Other than these few times, Backblaze is a breeze to use.
Restoring files is where Backblaze is slightly lacking. Backblaze, unlike some other offsite and onsite backup solutions, lacks the ability to automatically and directly restore files where they came from. Instead, you have to prepare a restore online, wait for the restore to be created, then download a zip file.
After download, you have to manually place the files into the original location. Although this could quickly be fixed with a script you could write, it’s not the best solution out there,
However, Backblaze also allows you the option of having them either ship you a flash drive or an external hard drive with your files on them. While the prices can be pretty expensive, they will refund you if you mail them back the hard/flash drive.
Backblaze is useful in a few different use cases, some you might not expect. Backblaze has a mobile app, which I find using more often than I thought. It’s basically a way for me to access my files on the go, as well as look at old pictures/scripts when I don’t have my computer with me.
However, Backblaze’s usefulness is somewhat limited as they only store 30 days of file changes. This also means that files that you delete are deleted on Backblaze’s end after 30 days. In addition, computers/drives that are unplugged for over 30 days are deleted on Backblaze’s end.
This hasn’t turned out to be much of a problem because I usually don’t need to refer to file revisions over 30 days old. The most I’ve really found myself needing to restore from is a few hours before the present.
Backblaze is also useful as a way to fill in the gaps between your onsite backups. If your computer fails, you can restore from the latest onsite backup and then fill in the gaps with Backblaze.
Finally, there are a bunch of random features, like computer location, that Backblaze offers. It’s nice, but I don’t use them that much.

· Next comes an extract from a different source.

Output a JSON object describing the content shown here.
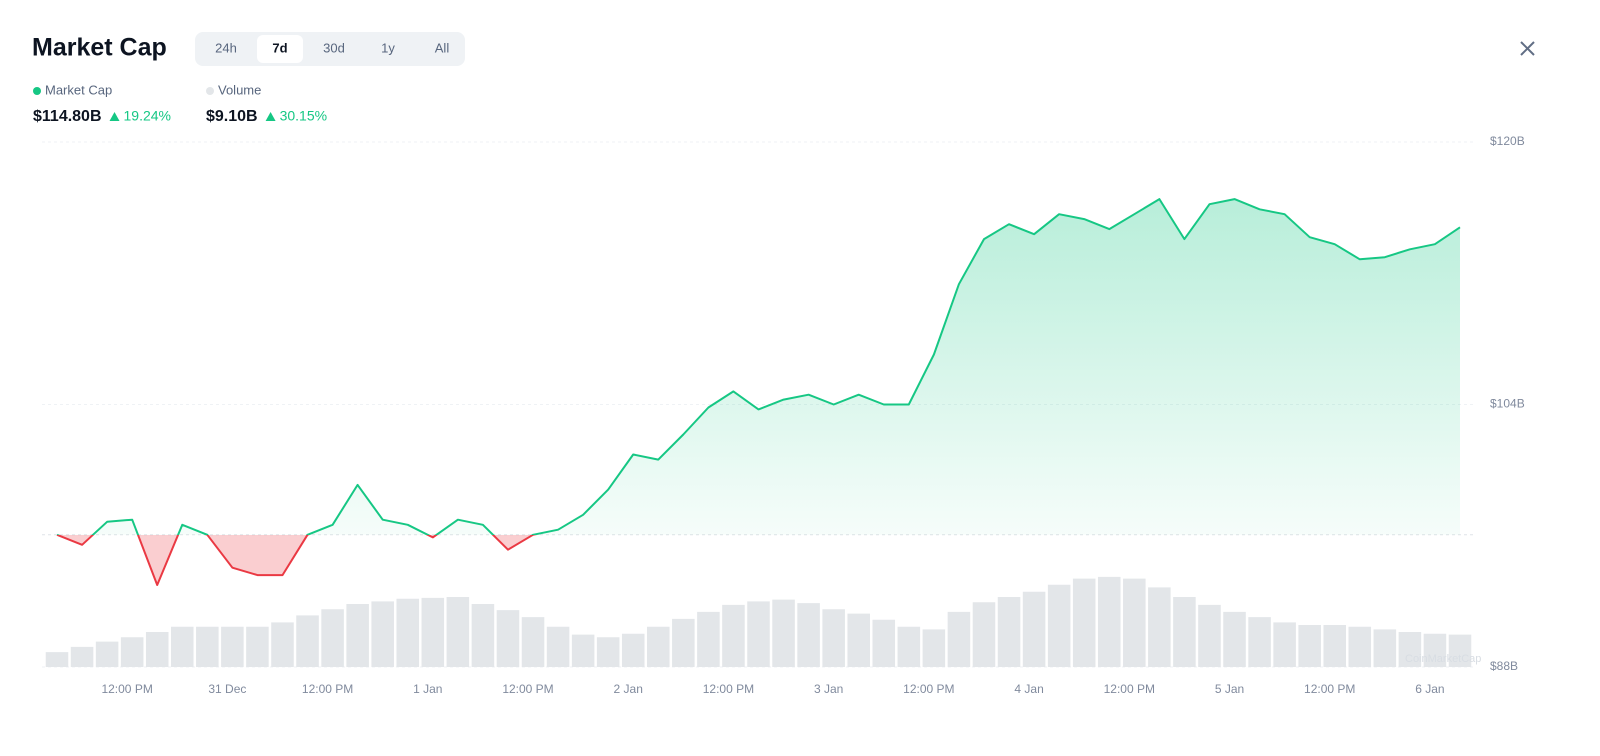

Backblaze is a pretty secure system. Before sending off your files, Backblaze loads them into memory, encrypts them (fully in memory), and then sends them to Backblaze through an HTTPS connection. Yay for double encryption! Once they reach Backblaze’s end, they are stored encrypted and only decrypted temporarily for restores.

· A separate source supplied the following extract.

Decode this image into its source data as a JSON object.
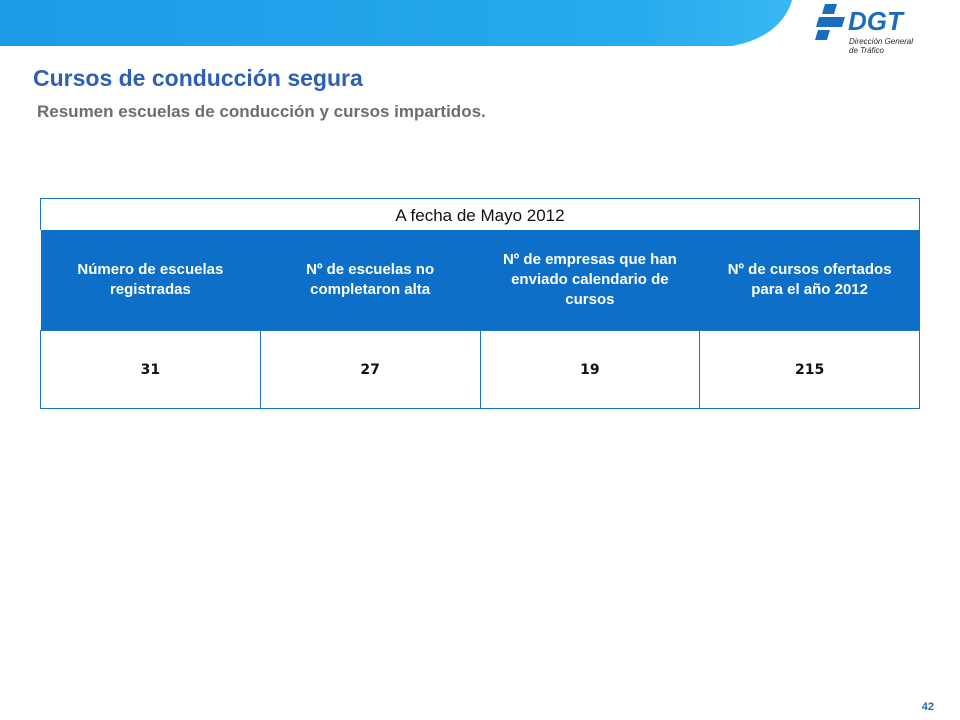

If you’re extra paranoid, you also have the option of using your own private key with Backblaze. This private key is only stored on your end and never on Backblaze’s servers. However, if you lose your private key, you lose the ability to access your files.
Overall, Backblaze is a pretty solid offsite backup system. Pricing, ease of use, and security are some of Backblaze’s strong points. However, restoring files could be better, and it would be nice to store file revisions for a longer period of time.

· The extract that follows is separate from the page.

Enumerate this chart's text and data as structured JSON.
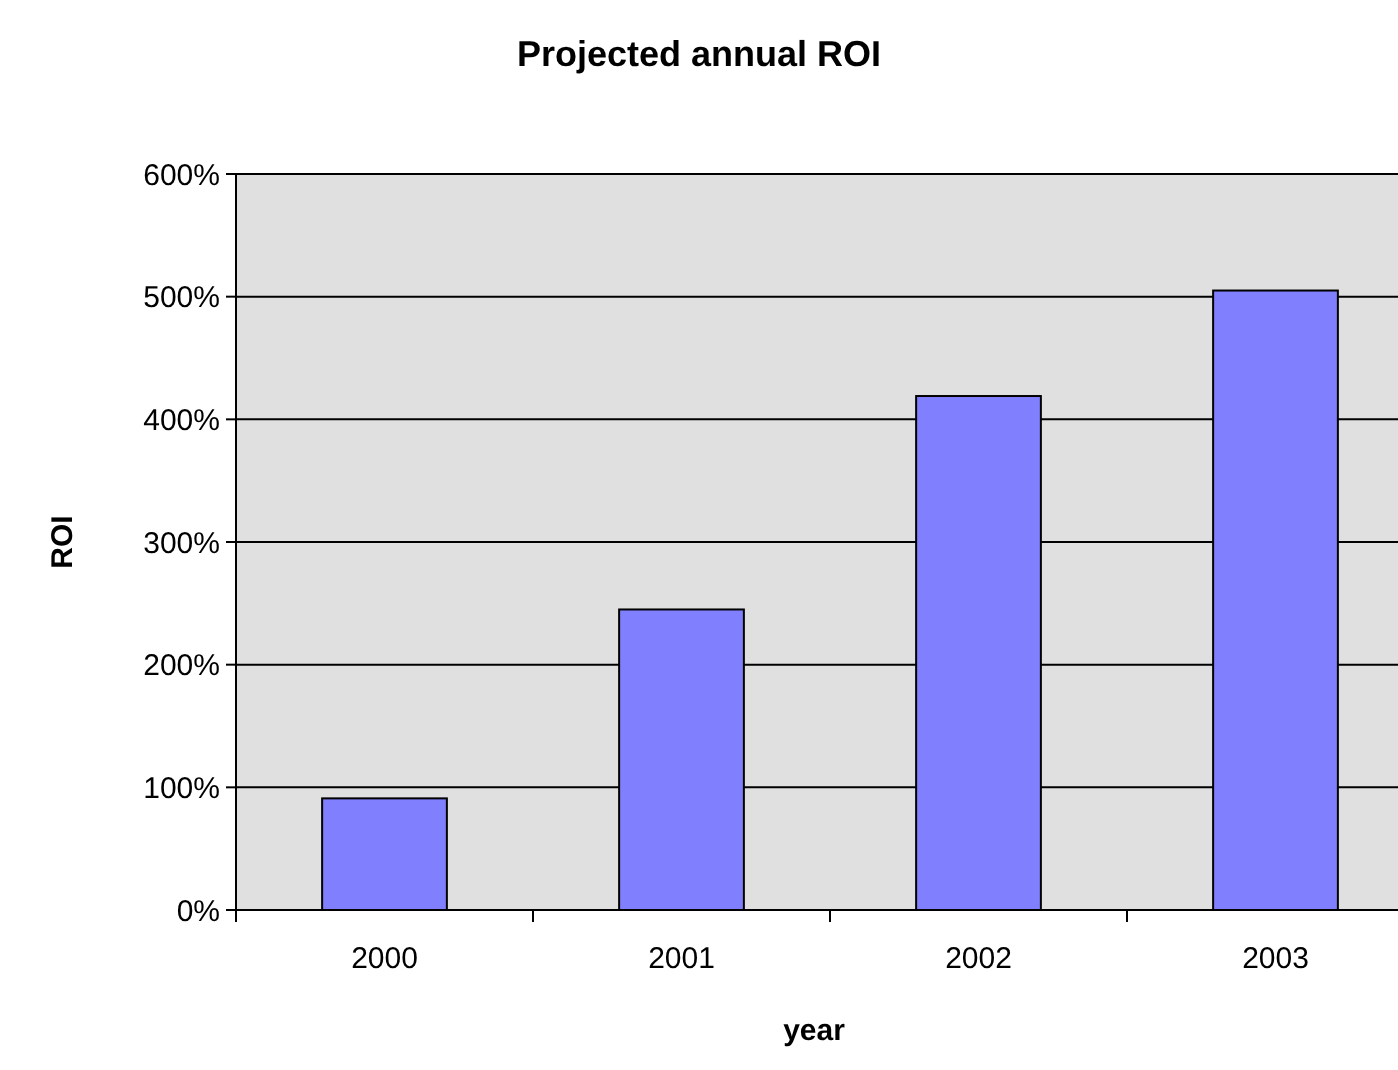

I use Backblaze over other offsite backup services (i.e. CrashPlan) mainly because of the pricing. Backblaze is a full dollar cheaper per month than CrashPlan, and even cheaper over longer timeframes.
If you’re on the fence between two different backup services, your decisions depend on what you value in a backup service. I would rate Backblaze on a scale, but you guys would have nothing to compare it to. If I ever write another backup service review, I’ll update this article with a rating.
I think I’ve said everything I’ve found out so far, but if I’ve missed anything, let me know in the comments.